Le encantaba comer. Cuando finalmente llegaba a la carnicería, extendía la
mano, abría el puño y exclamaba ¡un kilo de milanesas para el Oscarcito! Todos
reíamos y él también. Los ojitos se le achinaban más y su enorme sonrisa subía por
los cachetes encendidos.
En el campo se suele llamar “inocentes” a los chicos y chicas con algún
retraso madurativo o alguna alteración mental. Una palabra candorosa que los
protege de las miradas acusatorias o burlonas.

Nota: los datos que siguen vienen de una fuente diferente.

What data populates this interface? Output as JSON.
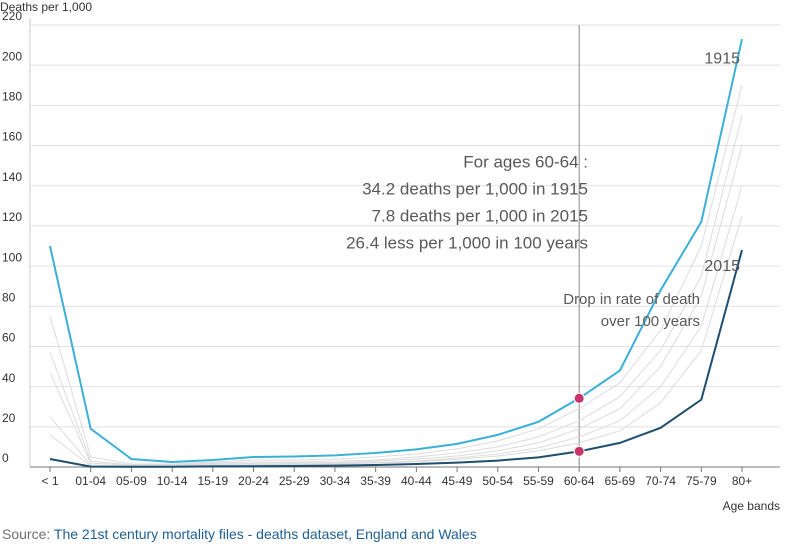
{
  "chart_data": {
    "type": "line",
    "y_label": "Deaths per 1,000",
    "x_label": "Age bands",
    "categories": [
      "< 1",
      "01-04",
      "05-09",
      "10-14",
      "15-19",
      "20-24",
      "25-29",
      "30-34",
      "35-39",
      "40-44",
      "45-49",
      "50-54",
      "55-59",
      "60-64",
      "65-69",
      "70-74",
      "75-79",
      "80+"
    ],
    "series": [
      {
        "color": "#dcdcdc",
        "values": [
          75,
          5,
          1.5,
          1.5,
          2.5,
          3.5,
          3.5,
          4,
          5,
          6.5,
          9,
          13,
          19,
          29,
          42,
          68,
          110,
          190
        ]
      },
      {
        "color": "#dcdcdc",
        "values": [
          57,
          3,
          1,
          1,
          2,
          2.5,
          2.5,
          3,
          3.5,
          5,
          7,
          10,
          15,
          23,
          35,
          58,
          95,
          175
        ]
      },
      {
        "color": "#dcdcdc",
        "values": [
          47,
          2,
          0.8,
          0.8,
          1.5,
          1.8,
          2,
          2.2,
          3,
          4,
          5.5,
          8,
          12,
          19,
          29,
          50,
          85,
          160
        ]
      },
      {
        "color": "#dcdcdc",
        "values": [
          25,
          1,
          0.5,
          0.5,
          1,
          1.2,
          1.5,
          1.8,
          2.3,
          3,
          4.5,
          6.5,
          9.5,
          15,
          23,
          40,
          70,
          140
        ]
      },
      {
        "color": "#dcdcdc",
        "values": [
          16,
          0.5,
          0.3,
          0.3,
          0.8,
          1,
          1.2,
          1.4,
          2,
          2.6,
          3.8,
          5.5,
          8,
          12,
          18,
          32,
          58,
          125
        ]
      },
      {
        "name": "1915",
        "color": "#3bafd6",
        "values": [
          110,
          19,
          4,
          2.5,
          3.5,
          5,
          5.2,
          5.8,
          7,
          8.8,
          11.5,
          16,
          22.5,
          34.2,
          48,
          88,
          122,
          213
        ]
      },
      {
        "name": "2015",
        "color": "#1f4e6e",
        "values": [
          4,
          0.2,
          0.1,
          0.1,
          0.3,
          0.4,
          0.5,
          0.7,
          1,
          1.5,
          2.2,
          3.2,
          4.8,
          7.8,
          12,
          19.5,
          33.5,
          108
        ]
      }
    ],
    "ylim": [
      0,
      220
    ],
    "yticks": [
      0,
      20,
      40,
      60,
      80,
      100,
      120,
      140,
      160,
      180,
      200,
      220
    ],
    "grid": true,
    "highlight_category": "60-64",
    "highlight_color": "#c8336b",
    "annotations": [
      "For ages 60-64 :",
      "34.2 deaths per 1,000 in 1915",
      "7.8 deaths per 1,000 in 2015",
      "26.4 less per 1,000 in 100 years"
    ],
    "drop_note": [
      "Drop in rate of death",
      "over 100 years"
    ]
  },
  "source": {
    "prefix": "Source:",
    "link": "The 21st century mortality files - deaths dataset, England and Wales"
  }
}
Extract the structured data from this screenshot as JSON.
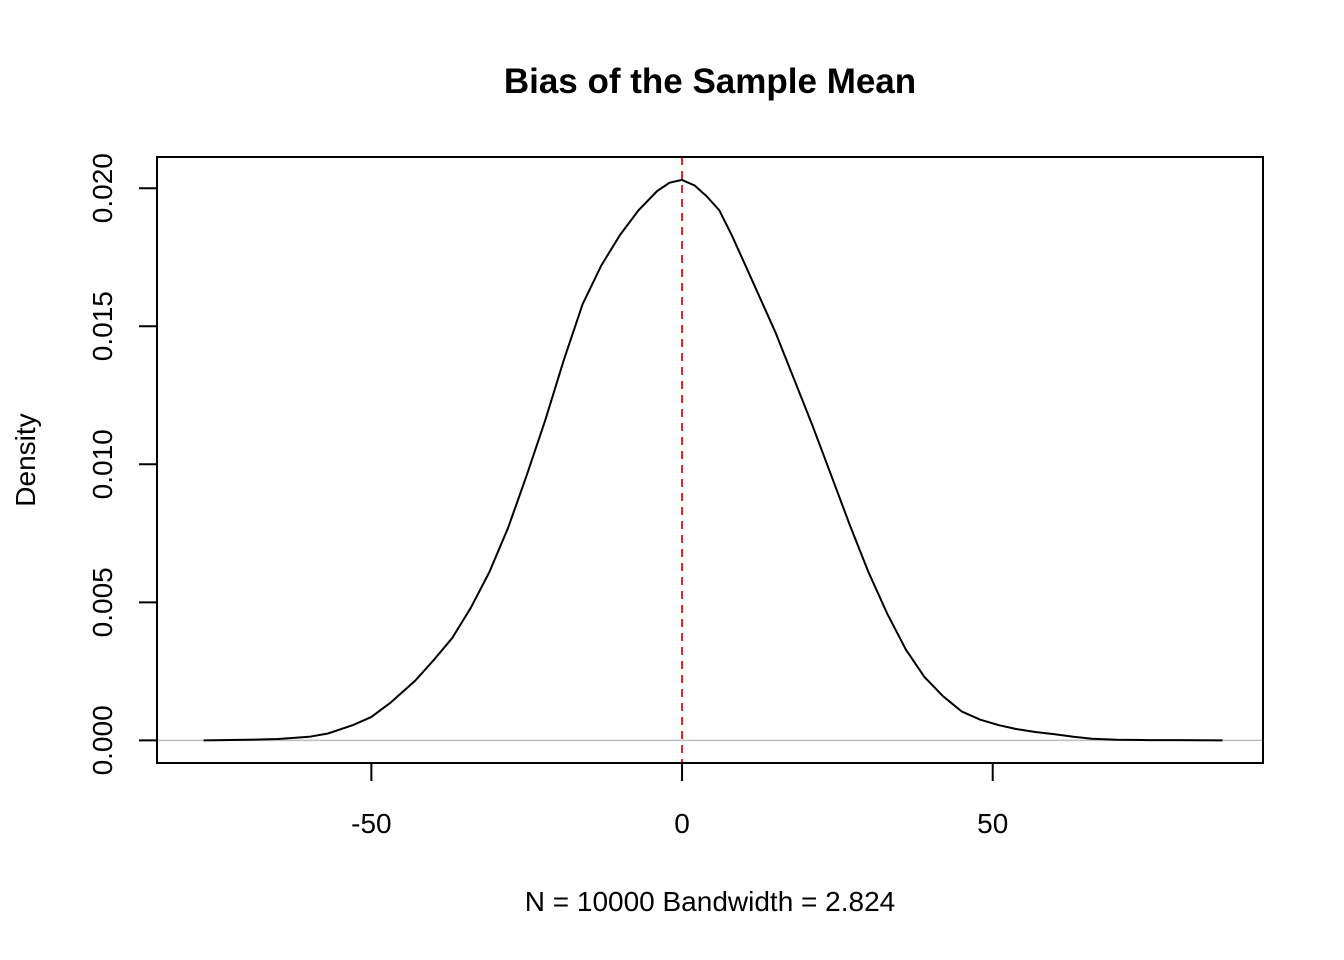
{
  "chart_data": {
    "type": "line",
    "title": "Bias of the Sample Mean",
    "xlabel": "N = 10000   Bandwidth = 2.824",
    "ylabel": "Density",
    "xlim": [
      -84.5,
      93.5
    ],
    "ylim": [
      -0.00082,
      0.02113
    ],
    "x_ticks": [
      -50,
      0,
      50
    ],
    "x_tick_labels": [
      "-50",
      "0",
      "50"
    ],
    "y_ticks": [
      0,
      0.005,
      0.01,
      0.015,
      0.02
    ],
    "y_tick_labels": [
      "0.000",
      "0.005",
      "0.010",
      "0.015",
      "0.020"
    ],
    "grid": false,
    "series": [
      {
        "name": "density",
        "color": "#000000",
        "x": [
          -77,
          -70,
          -65,
          -60,
          -57,
          -53,
          -50,
          -47,
          -43,
          -40,
          -37,
          -34,
          -31,
          -28,
          -25,
          -22,
          -19,
          -16,
          -13,
          -10,
          -7,
          -4,
          -2,
          0,
          2,
          4,
          6,
          8,
          10,
          12,
          15,
          18,
          21,
          24,
          27,
          30,
          33,
          36,
          39,
          42,
          45,
          48,
          51,
          54,
          57,
          60,
          63,
          66,
          70,
          75,
          80,
          87
        ],
        "y": [
          0.0,
          2e-05,
          5e-05,
          0.00013,
          0.00025,
          0.00055,
          0.00085,
          0.00135,
          0.00215,
          0.0029,
          0.0037,
          0.0048,
          0.0061,
          0.0077,
          0.0096,
          0.0116,
          0.0138,
          0.0158,
          0.0172,
          0.0183,
          0.0192,
          0.0199,
          0.0202,
          0.0203,
          0.0201,
          0.0197,
          0.0192,
          0.0183,
          0.0173,
          0.0163,
          0.0148,
          0.0131,
          0.0114,
          0.0096,
          0.0078,
          0.0061,
          0.0046,
          0.0033,
          0.0023,
          0.0016,
          0.00105,
          0.00075,
          0.00055,
          0.0004,
          0.0003,
          0.00022,
          0.00013,
          6e-05,
          2e-05,
          1e-05,
          1e-05,
          0.0
        ]
      }
    ],
    "reference_lines": [
      {
        "orientation": "vertical",
        "value": 0,
        "color": "#d62728",
        "style": "dashed"
      },
      {
        "orientation": "horizontal",
        "value": 0,
        "color": "#bebebe",
        "style": "solid"
      }
    ]
  }
}
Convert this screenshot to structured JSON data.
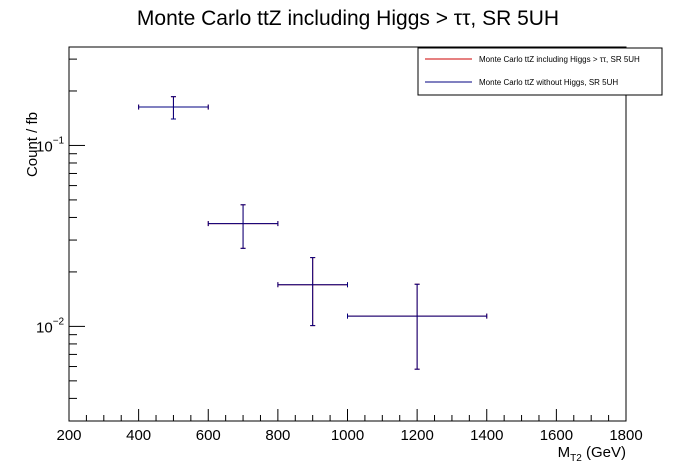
{
  "chart_data": {
    "type": "scatter",
    "title": "Monte Carlo ttZ including Higgs > ττ, SR 5UH",
    "xlabel": "M",
    "xlabel_sub": "T2",
    "xlabel_unit": " (GeV)",
    "ylabel": "Count / fb",
    "xlim": [
      200,
      1800
    ],
    "ylim": [
      0.003,
      0.35
    ],
    "yscale": "log",
    "x_ticks": [
      200,
      400,
      600,
      800,
      1000,
      1200,
      1400,
      1600,
      1800
    ],
    "y_major_ticks": [
      {
        "value": 0.1,
        "base": "10",
        "exp": "−1"
      },
      {
        "value": 0.01,
        "base": "10",
        "exp": "−2"
      }
    ],
    "grid": false,
    "legend_position": "top-right",
    "series": [
      {
        "name": "Monte Carlo ttZ including Higgs > ττ, SR 5UH",
        "color": "#cc0000",
        "points": [
          {
            "x": 500,
            "xlo": 400,
            "xhi": 600,
            "y": 0.163,
            "ylo": 0.14,
            "yhi": 0.186
          },
          {
            "x": 700,
            "xlo": 600,
            "xhi": 800,
            "y": 0.037,
            "ylo": 0.027,
            "yhi": 0.047
          },
          {
            "x": 900,
            "xlo": 800,
            "xhi": 1000,
            "y": 0.017,
            "ylo": 0.0101,
            "yhi": 0.024
          },
          {
            "x": 1200,
            "xlo": 1000,
            "xhi": 1400,
            "y": 0.0114,
            "ylo": 0.0058,
            "yhi": 0.0171
          }
        ]
      },
      {
        "name": "Monte Carlo ttZ without Higgs, SR 5UH",
        "color": "#000080",
        "points": [
          {
            "x": 500,
            "xlo": 400,
            "xhi": 600,
            "y": 0.163,
            "ylo": 0.14,
            "yhi": 0.186
          },
          {
            "x": 700,
            "xlo": 600,
            "xhi": 800,
            "y": 0.037,
            "ylo": 0.027,
            "yhi": 0.047
          },
          {
            "x": 900,
            "xlo": 800,
            "xhi": 1000,
            "y": 0.017,
            "ylo": 0.0101,
            "yhi": 0.024
          },
          {
            "x": 1200,
            "xlo": 1000,
            "xhi": 1400,
            "y": 0.0114,
            "ylo": 0.0058,
            "yhi": 0.0171
          }
        ]
      }
    ]
  }
}
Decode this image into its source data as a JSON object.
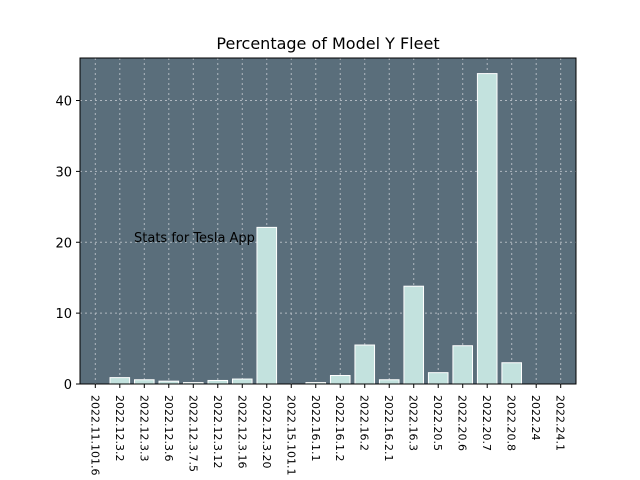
{
  "chart_data": {
    "type": "bar",
    "title": "Percentage of Model Y Fleet",
    "xlabel": "",
    "ylabel": "",
    "annotation": "Stats for Tesla App",
    "categories": [
      "2022.11.101.6",
      "2022.12.3.2",
      "2022.12.3.3",
      "2022.12.3.6",
      "2022.12.3.7.5",
      "2022.12.3.12",
      "2022.12.3.16",
      "2022.12.3.20",
      "2022.15.101.1",
      "2022.16.1.1",
      "2022.16.1.2",
      "2022.16.2",
      "2022.16.2.1",
      "2022.16.3",
      "2022.20.5",
      "2022.20.6",
      "2022.20.7",
      "2022.20.8",
      "2022.24",
      "2022.24.1"
    ],
    "values": [
      0.0,
      0.9,
      0.6,
      0.4,
      0.2,
      0.5,
      0.7,
      22.1,
      0.0,
      0.2,
      1.2,
      5.5,
      0.6,
      13.8,
      1.6,
      5.4,
      43.8,
      3.0,
      0.0,
      0.0
    ],
    "ylim": [
      0,
      46
    ],
    "yticks": [
      0,
      10,
      20,
      30,
      40
    ],
    "grid": true,
    "colors": {
      "plot_background": "#5a6e7b",
      "bar_fill": "#c3e2de",
      "bar_edge": "#ffffff",
      "grid": "#b0b8c0",
      "axis": "#000000"
    }
  }
}
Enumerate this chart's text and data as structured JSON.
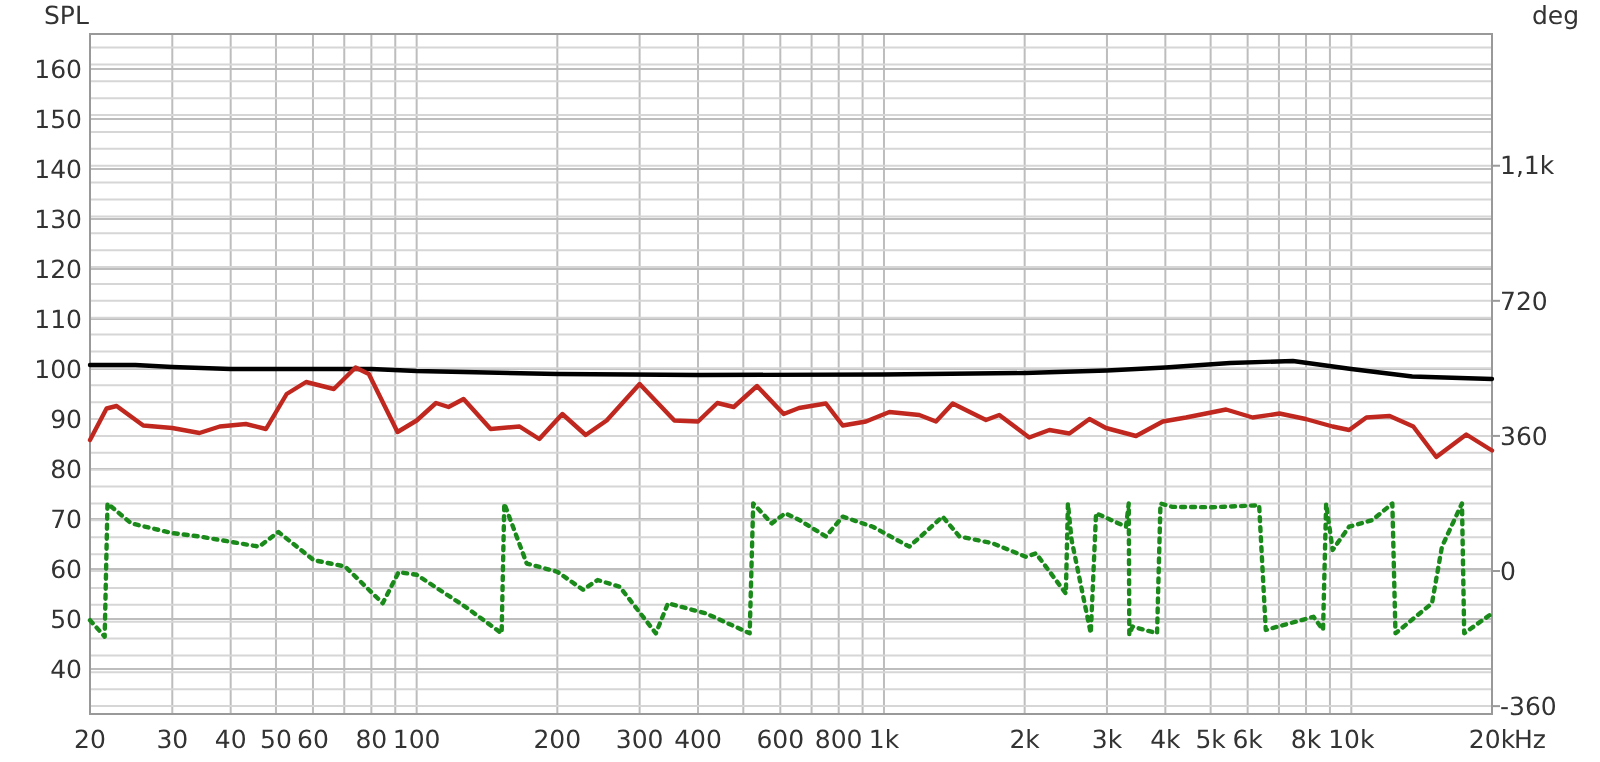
{
  "chart_data": {
    "type": "line",
    "ylabel": "SPL",
    "y2label": "deg",
    "log": "x",
    "grid": true,
    "xlim": [
      20,
      20000
    ],
    "xticks": [
      20,
      30,
      40,
      50,
      60,
      {
        "value": 70,
        "label": null
      },
      80,
      {
        "value": 90,
        "label": null
      },
      100,
      200,
      300,
      400,
      {
        "value": 500,
        "label": null
      },
      600,
      {
        "value": 700,
        "label": null
      },
      800,
      {
        "value": 900,
        "label": null
      },
      {
        "value": 1000,
        "label": "1k"
      },
      {
        "value": 2000,
        "label": "2k"
      },
      {
        "value": 3000,
        "label": "3k"
      },
      {
        "value": 4000,
        "label": "4k"
      },
      {
        "value": 5000,
        "label": "5k"
      },
      {
        "value": 6000,
        "label": "6k"
      },
      {
        "value": 7000,
        "label": null
      },
      {
        "value": 8000,
        "label": "8k"
      },
      {
        "value": 9000,
        "label": null
      },
      {
        "value": 10000,
        "label": "10k"
      },
      {
        "value": 20000,
        "label": "20k"
      }
    ],
    "xlabel": "Hz",
    "ylim": [
      31,
      167
    ],
    "yticks": [
      40,
      50,
      60,
      70,
      80,
      90,
      100,
      110,
      120,
      130,
      140,
      150,
      160
    ],
    "y2lim": [
      -381,
      1431
    ],
    "y2ticks": [
      -360,
      {
        "value": -315,
        "label": null
      },
      {
        "value": -270,
        "label": null
      },
      {
        "value": -225,
        "label": null
      },
      {
        "value": -180,
        "label": null
      },
      {
        "value": -135,
        "label": null
      },
      {
        "value": -90,
        "label": null
      },
      {
        "value": -45,
        "label": null
      },
      0,
      {
        "value": 45,
        "label": null
      },
      {
        "value": 90,
        "label": null
      },
      {
        "value": 135,
        "label": null
      },
      {
        "value": 180,
        "label": null
      },
      {
        "value": 225,
        "label": null
      },
      {
        "value": 270,
        "label": null
      },
      {
        "value": 315,
        "label": null
      },
      360,
      {
        "value": 405,
        "label": null
      },
      {
        "value": 450,
        "label": null
      },
      {
        "value": 495,
        "label": null
      },
      {
        "value": 540,
        "label": null
      },
      {
        "value": 585,
        "label": null
      },
      {
        "value": 630,
        "label": null
      },
      {
        "value": 675,
        "label": null
      },
      720,
      {
        "value": 765,
        "label": null
      },
      {
        "value": 810,
        "label": null
      },
      {
        "value": 855,
        "label": null
      },
      {
        "value": 900,
        "label": null
      },
      {
        "value": 945,
        "label": null
      },
      {
        "value": 990,
        "label": null
      },
      {
        "value": 1035,
        "label": null
      },
      {
        "value": 1080,
        "label": "1,1k"
      },
      {
        "value": 1125,
        "label": null
      },
      {
        "value": 1170,
        "label": null
      },
      {
        "value": 1215,
        "label": null
      },
      {
        "value": 1260,
        "label": null
      },
      {
        "value": 1305,
        "label": null
      },
      {
        "value": 1350,
        "label": null
      },
      {
        "value": 1395,
        "label": null
      }
    ],
    "series": [
      {
        "color": "#000000",
        "line_style": "solid",
        "x": [
          20,
          25,
          30,
          40,
          60,
          80,
          100,
          200,
          400,
          1000,
          2000,
          3000,
          4000,
          5500,
          7500,
          10000,
          13500,
          20000
        ],
        "values": [
          100.8,
          100.8,
          100.4,
          100,
          100,
          100,
          99.6,
          99,
          98.8,
          98.9,
          99.2,
          99.7,
          100.3,
          101.2,
          101.6,
          100,
          98.5,
          98
        ]
      },
      {
        "color": "#c0281f",
        "line_style": "solid",
        "x": [
          20,
          21.7,
          22.8,
          26,
          30,
          34.3,
          37.9,
          43.1,
          47.6,
          52.7,
          58,
          66.5,
          74,
          79,
          91,
          100,
          110,
          117,
          126,
          144,
          166,
          183,
          205,
          230,
          255,
          300,
          356,
          400,
          440,
          477,
          535,
          610,
          658,
          751,
          816,
          915,
          1027,
          1190,
          1292,
          1403,
          1653,
          1765,
          2045,
          2259,
          2493,
          2752,
          2985,
          3462,
          3950,
          4428,
          5395,
          6150,
          7020,
          7985,
          9120,
          9895,
          10770,
          12080,
          13570,
          15200,
          17620,
          20000
        ],
        "values": [
          85.8,
          92.1,
          92.6,
          88.7,
          88.2,
          87.2,
          88.5,
          89,
          88,
          95,
          97.4,
          96,
          100.3,
          99,
          87.4,
          89.7,
          93.2,
          92.4,
          94,
          88,
          88.5,
          86,
          91,
          86.8,
          89.7,
          97,
          89.7,
          89.5,
          93.2,
          92.4,
          96.6,
          91,
          92.2,
          93.1,
          88.7,
          89.5,
          91.4,
          90.8,
          89.5,
          93.1,
          89.8,
          90.8,
          86.3,
          87.8,
          87.1,
          90,
          88.2,
          86.6,
          89.5,
          90.3,
          91.9,
          90.3,
          91.1,
          90,
          88.5,
          87.8,
          90.3,
          90.6,
          88.5,
          82.4,
          86.9,
          83.7
        ]
      },
      {
        "color": "#1a8a1a",
        "line_style": "dotted",
        "axis": "y2",
        "x": [
          20,
          21.5,
          21.8,
          24.5,
          30,
          34.3,
          46,
          50.6,
          60.2,
          70.3,
          84.6,
          91.5,
          100,
          127,
          152,
          154,
          172,
          200,
          227,
          244,
          272,
          325,
          345,
          416,
          516,
          525,
          575,
          615,
          659,
          751,
          816,
          946,
          1133,
          1335,
          1450,
          1708,
          2013,
          2115,
          2450,
          2475,
          2520,
          2770,
          2843,
          3295,
          3340,
          3349,
          3402,
          3840,
          3905,
          4140,
          5045,
          6350,
          6560,
          8300,
          8700,
          8833,
          9120,
          9890,
          11100,
          12240,
          12430,
          14880,
          15630,
          17250,
          17440,
          20000
        ],
        "values": [
          -131,
          -175,
          180,
          127,
          101,
          92,
          65,
          104,
          29,
          12,
          -86,
          -3,
          -10,
          -95,
          -166,
          180,
          20,
          -2,
          -50,
          -24,
          -42,
          -166,
          -86,
          -113,
          -166,
          180,
          127,
          154,
          136,
          92,
          145,
          118,
          65,
          145,
          92,
          74,
          38,
          47,
          -60,
          180,
          83,
          -166,
          154,
          118,
          180,
          -170,
          -148,
          -166,
          180,
          171,
          170,
          175,
          -157,
          -122,
          -157,
          180,
          56,
          118,
          136,
          180,
          -166,
          -86,
          65,
          180,
          -166,
          -113
        ]
      }
    ]
  }
}
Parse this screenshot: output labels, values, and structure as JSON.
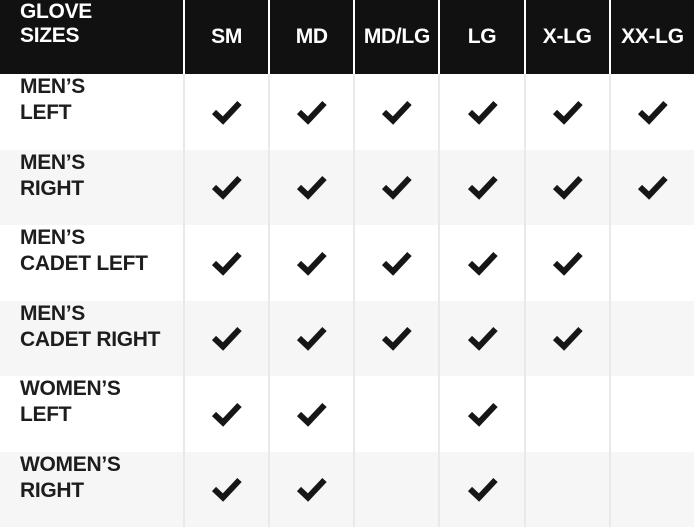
{
  "table": {
    "title_line1": "GLOVE",
    "title_line2": "SIZES",
    "columns": [
      "SM",
      "MD",
      "MD/LG",
      "LG",
      "X-LG",
      "XX-LG"
    ],
    "rows": [
      {
        "label_line1": "MEN’S",
        "label_line2": "LEFT",
        "checks": [
          true,
          true,
          true,
          true,
          true,
          true
        ]
      },
      {
        "label_line1": "MEN’S",
        "label_line2": "RIGHT",
        "checks": [
          true,
          true,
          true,
          true,
          true,
          true
        ]
      },
      {
        "label_line1": "MEN’S",
        "label_line2": "CADET LEFT",
        "checks": [
          true,
          true,
          true,
          true,
          true,
          false
        ]
      },
      {
        "label_line1": "MEN’S",
        "label_line2": "CADET RIGHT",
        "checks": [
          true,
          true,
          true,
          true,
          true,
          false
        ]
      },
      {
        "label_line1": "WOMEN’S",
        "label_line2": "LEFT",
        "checks": [
          true,
          true,
          false,
          true,
          false,
          false
        ]
      },
      {
        "label_line1": "WOMEN’S",
        "label_line2": "RIGHT",
        "checks": [
          true,
          true,
          false,
          true,
          false,
          false
        ]
      }
    ]
  },
  "colors": {
    "header_bg": "#111111",
    "header_text": "#ffffff",
    "row_alt": "#f6f6f6",
    "separator": "#e9e9e9",
    "label_text": "#1d1d1d",
    "check": "#161616"
  }
}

Hoy ese mismo pueblo tiene calles asfaltadas. El centro por donde pasan las
vías es un enorme y cuidadísimo parque con juegos infantiles, césped impecable,
rosales y anchas veredas. Las viejas tiendas están pintadas y tienen su placa
recordatoria. Tampoco falta el museo de los pioneros, que encierra tesoros de
las viejas estancias de la zona, elementos de trabajo, fotos de los
inmigrantes. Surgieron confiterías, negocios modernos, pequeños supermercados y
hasta un restaurante. Aquí y allá sobreviven alguna casa tapera, semiderruida,
como para dar testimonio del pasado.
El pueblo tiene hoy unos dos mil quinientos habitantes que celebran y
custodian cada progreso y cada innovación que realiza el municipio. El albergue
para los campeonatos interprovinciales, la escuela secundaria y la escuela 91,
un viejo edificio de los que se hacían en la época de Eva Perón, impecablemente
mantenido.
También hay una escuela especial, que se inauguró hace pocos años, donde
atienden y organizan actividades para los “inocentes”. Niños con discapacidad
decimos hoy, haciendo gala de corrección política. Probablemente estos niños logran
un mayor desarrollo o, al menos, cuentan con mejores posibilidades para aprender
que el Oscarcito. Quizá sean tan felices como él cuando iba a comprar milanesas.
Los pueblos chicos tienen esas cosas, amparan a su gente. Por supuesto, también
funciona aquello del infierno. Siempre sucede entre quienes conviven toda su
vida en esas comunidades donde se conoce hasta el nombre de las mascotas de los
otros, como dijera un vecino ingenioso.